A story appearing in this week's edition of the Chronicle touches on the voting habits of the students at Shepherd University. The details of the story show what is likely the standard among young voters and that is lack of interest in the process or outcome of elections. And this standard applies not only to college age voters but to many of differing age groups.
The focus on the "me" generation seems to have led to a lack of participation in the process or even a lack of knowledge of the process. Wanting things to change or to remain a certain way is a desire that never fades; however, knowing that voting for the people who can make those changes happen or not is out of the knowledge base.
Every eligible voter, from age 18 and beyond, needs to know what the process is; they need to register to vote and then take the time to educate themselves about the candidates and make an informed decision.
Voters may register for the primary election to be held May 8 up to 21 days prior to that election.
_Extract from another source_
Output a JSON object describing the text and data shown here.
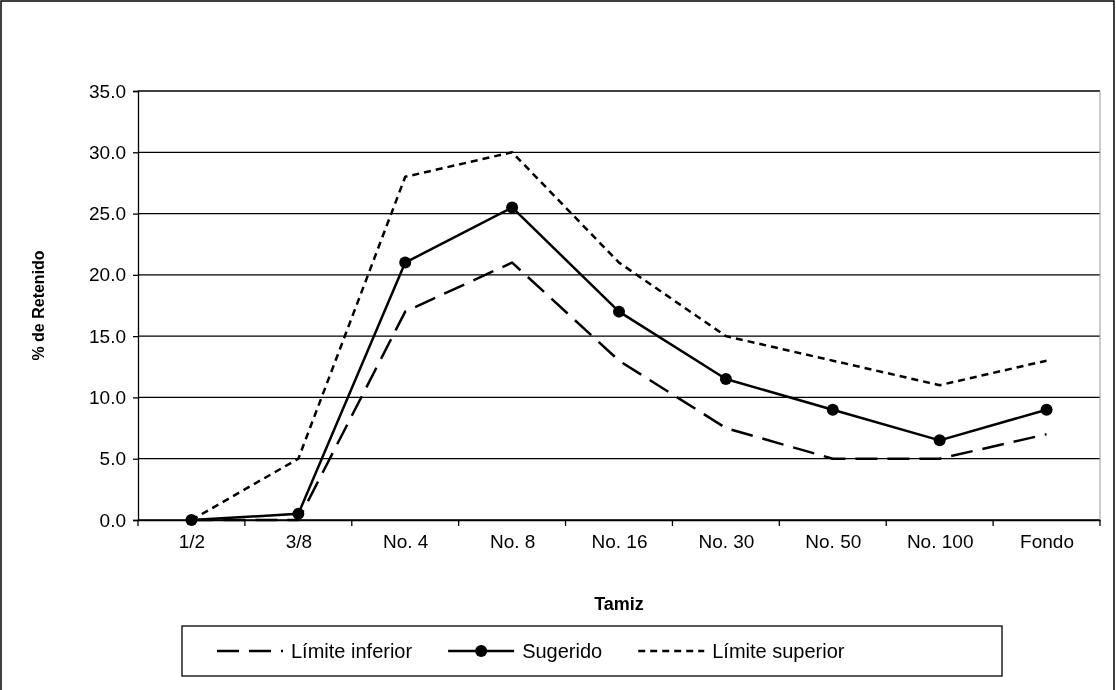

There is simply no excuse for anyone who is of voting age to cry out against decisions made by public officials if the voter makes no effort to learn about and vote for a candidate.
Many issues, from national to local, are of great importance in the 2012 election. Politicians have been and will continue to campaign for the vote. Let us not be discouraged by half-truths or negative campaigning. Instead, take the time to learn about the issues and dig deeper than the TV advertisements on who can or will make the changes you see as important. Every vote counts and if you don't vote, then you have no right to complain about the decisions made. Only an educated voter can truly praise or denounce decisions made by elected officials.
We encourage all of those of voting age to make sure you are registered, learn about the issues and make an informed decision on May 8.